Teal Organizations Are Their Employees
Teal organizations manifest certain principles honoring their people:
- Human wellbeing is first priority, in particular promoting psychological safety, inclusion and belonging
- Individual vocation, calling, purpose, and mission are understood to feed the whole, collective system
- Leadership is based on a deep, abiding commitment to the authenticity of each individual
- There is a commitment to conscious and supportive relationships that honor interconnection and value collaboration
- Ethical, social and ecological responsibility are seen as ours to foster together
Teal Leaders Bring It All Together
Since the Teal leadership paradigm prioritizes people, Teal organizations are much more successful than those at other levels to manifest inclusion:
- Teal leaders are less focused on outcomes, granting them a nuanced perspective on data that means understanding people rather than just quantifying them. By contrast, leaders at the Orange Level often fail to question data that is incongruent with their own worldview. For example, an Orange leader will think of the number of minority individuals who are hired or fired merely as a function of competition and meritocracy. Teal leaders are more apt to consider how and why employee experiences manifest in recruitment and retention trends.
- From a Teal perspective, leaders are better at leveraging emotional insights. While emotions are always present in the workplace, some leadership styles such as Orange tend to ignore them or see them only as distractions from efficiency and productivity. Green-style leaders, in another instance, may over-emphasize emotion such that staff are polarized as advocates for a mission and the risk for burnout is simultaneously higher yet constantly downplayed. Teal leaders, by contrast, tune into emotions to inform change and promote employee wellbeing.
- Teal leaders are also able to tap freely into their intuition. The complex interplay of factors in the business world can’t always be captured in an analytical framework. Intuitive knowledge can support a more holistic understanding of the deep nature of today’s organizational problems. Leaders operating at the Teal level can make better decisions by accessing a higher spectrum of human experience combining logic, emotions, and intuition.

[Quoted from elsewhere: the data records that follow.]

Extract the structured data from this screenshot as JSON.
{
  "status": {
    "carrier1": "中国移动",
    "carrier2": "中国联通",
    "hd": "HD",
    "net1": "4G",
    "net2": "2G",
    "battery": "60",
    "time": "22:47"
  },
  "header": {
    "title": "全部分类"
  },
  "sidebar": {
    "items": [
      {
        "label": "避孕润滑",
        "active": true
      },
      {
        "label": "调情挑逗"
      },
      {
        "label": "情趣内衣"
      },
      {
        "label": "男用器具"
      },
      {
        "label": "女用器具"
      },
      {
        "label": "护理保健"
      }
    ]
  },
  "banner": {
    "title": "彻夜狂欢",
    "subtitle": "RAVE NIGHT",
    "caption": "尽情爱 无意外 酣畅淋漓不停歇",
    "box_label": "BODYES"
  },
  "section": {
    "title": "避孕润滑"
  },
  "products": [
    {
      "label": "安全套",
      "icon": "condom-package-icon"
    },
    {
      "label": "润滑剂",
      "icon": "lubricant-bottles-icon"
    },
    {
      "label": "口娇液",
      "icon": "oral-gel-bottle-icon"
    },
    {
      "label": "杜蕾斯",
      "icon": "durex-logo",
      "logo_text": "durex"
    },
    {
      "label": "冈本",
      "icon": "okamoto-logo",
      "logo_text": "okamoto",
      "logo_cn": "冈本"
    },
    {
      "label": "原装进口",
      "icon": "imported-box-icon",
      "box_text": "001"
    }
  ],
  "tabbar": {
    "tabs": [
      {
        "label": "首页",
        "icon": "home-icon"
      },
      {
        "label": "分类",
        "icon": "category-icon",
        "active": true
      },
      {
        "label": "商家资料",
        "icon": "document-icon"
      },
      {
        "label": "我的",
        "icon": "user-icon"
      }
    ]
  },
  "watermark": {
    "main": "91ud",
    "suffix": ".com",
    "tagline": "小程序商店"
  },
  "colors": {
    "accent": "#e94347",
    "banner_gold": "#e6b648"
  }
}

- Paradoxes reveal incoherencies in logical systems and signal tensions in actions, behaviors, and systems within organizations. By embracing life paradoxes and moving beyond “either/or” thinking, Teal leaders can facilitate a deeper understanding of complex organizational challenges and find more opportunities to further organizational development and growth.
- In Teal organizations, the emphasis on interconnectedness promotes collaboration, wholeness, and community that feeds the potential for innovation while breaking down the damaging silo approach characteristic of other levels of development.
- Teal leaders seek to bridge differences rather than tolerating them by creating safe, judgment-free organizational spaces. While those operating at the Amber and Orange levels of development tend to judge differences and promote employee assimilation to an organizational culture, those at the Green level view differences as fodder for unnecessary conflict. Teal level leaders instead practice deep and generous listening to help employees discover their unique voices.
Teal Leaders Reap The Benefits
It is no coincidence that the many business benefits associated with inclusion show up in Evolutionary Purpose-Driven organizations. Research shows that in Teal organizations:
- Stress decreases and employees have a prevailing sense of personal well-being
- Staff feel a stronger sense of connectedness to one another and to the workplace as a trusted community
- Productivity, performance, and resiliency increase
- Employees are more likely to approach their work as a commitment to a mission with a sense of hopefulness and meaning rather than merely a job to get done
- Workforces tend to be more diverse, equitable and inclusive
Starting With Yourself, Lead Everyone Forward
As you and your organization move vertically up the levels, you never lose your old ways of thinking. They just take a backseat to your new outlook. They’re always accessible as building blocks and points of reference whenever you call upon them from a more highly developed version of yourself.
You can more effectively and inclusively lead with others. Your work is positioning others to best meet the demands of your shared mission, together. Keep in mind this important truth—a leader can only accommodate—that is, get the best from, inspire, and guide others—who are at the same level of development, or below, their own. So start—and continue to grow—by asking these important questions: What level are you at now? What level do you aspire to? Who will you bring along with you in your personal and organizational evolution?